In this interview with Ascender HCM, our CEO Rhonda Brighton-Hall is asked ‘How to engage your workforce?’ and what are the benefits to workforce engagement.
With over 25 years of experience in senior HR roles with organisations like CBA and BHP Billiton, Rhonda Brighton-Hall is one of Australia’s most respected HR professionals.
Since 2013 Rhonda has been a director of AHRI. She also recently launched her new business, mwah. Making Work Absolutely Human.
We asked Rhonda to demystify the concept of workforce engagement and explain how businesses can tap into the many benefits it brings.
How does a business get workforce engagement right?
Most importantly, don’t overthink it. There are two things you have to get right.
One is at the organisational level and the other is at the individual level.
These two things are all you need to be concerned about and they can both be quite simple.
Let’s start at the organisational level. What do we need to do there?

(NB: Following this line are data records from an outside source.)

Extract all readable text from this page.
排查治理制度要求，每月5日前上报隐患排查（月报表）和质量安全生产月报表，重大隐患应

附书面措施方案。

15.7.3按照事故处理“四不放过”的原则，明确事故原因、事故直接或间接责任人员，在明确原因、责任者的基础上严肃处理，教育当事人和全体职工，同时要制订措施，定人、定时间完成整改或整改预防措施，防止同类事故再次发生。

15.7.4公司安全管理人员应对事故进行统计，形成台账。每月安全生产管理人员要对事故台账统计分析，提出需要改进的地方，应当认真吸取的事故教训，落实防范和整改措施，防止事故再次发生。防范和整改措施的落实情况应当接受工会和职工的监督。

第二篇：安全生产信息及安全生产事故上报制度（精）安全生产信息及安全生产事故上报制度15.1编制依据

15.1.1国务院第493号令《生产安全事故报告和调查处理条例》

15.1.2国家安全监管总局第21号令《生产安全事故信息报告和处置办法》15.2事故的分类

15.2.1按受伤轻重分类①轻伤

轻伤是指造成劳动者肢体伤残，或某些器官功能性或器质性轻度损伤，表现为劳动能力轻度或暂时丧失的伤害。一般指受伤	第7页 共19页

You need to be very clear about the value of the work you do. Perhaps it’s around value to society, or value to individual customers, or some other type of value.
You need to get your purpose clear, get right to the heart of it. Then, once purpose and value are agreed, really good leaders and HR people can utilise that by consistently talking about the work the business does, and its purpose and value, so that everybody links into it.
Is that more easily said than done for some organisations? Say, for a weapons manufacturer?
Actually, if you make weapons and you need people to engage, it’s absolutely possible.
For example, are you making weapons to help a nation defend itself? That’s a positive. Then your business is defence, which is very important for the safety of nations.
Communicate this and you will attract and engage people who are similarly interested in security. But your value needs to be authentic and honest. If it’s not then people will work it out very quickly and you’ll lose them.
How do we get the individual level of workforce engagement right?
Once you’re clear about the work you are doing, you then have to figure out how you work together. In other words, if your company is very hierarchical and conservative, putting everybody in skinny jeans and pretending ‘you’re cool’ is just incongruous.
If you’re conservative then own that. If you’re in an industry that requires a high level of governance and risk management, be proud of that and be open about why you are conservative.
That way you’ll attract people who desire and are engaged in your workforce by, the environment you offer.
So once again it’s about being honest and authentic to engage your workforce?
That’s right. It’s about the way you work together.
Importantly, at the individual level it is also about knowing what matters to each individual, knowing where they’re up to in their lives, and recognising things that could stop them from being happy and, therefore, fully engaged at work.
That comes down to sitting with them and talking to them, making them feel like they belong.
Good leaders with highly engaged teams talk to their staff about things that personally matter to each individual.
Why is workforce engagement important?
You can’t run a business with disengaged people, it’s that simple. You will become very uncompetitive very quickly.
Human capital is your only uncapped asset in a business. If a person is healthy and happy and engaged and you treat them well, they will give you 120%.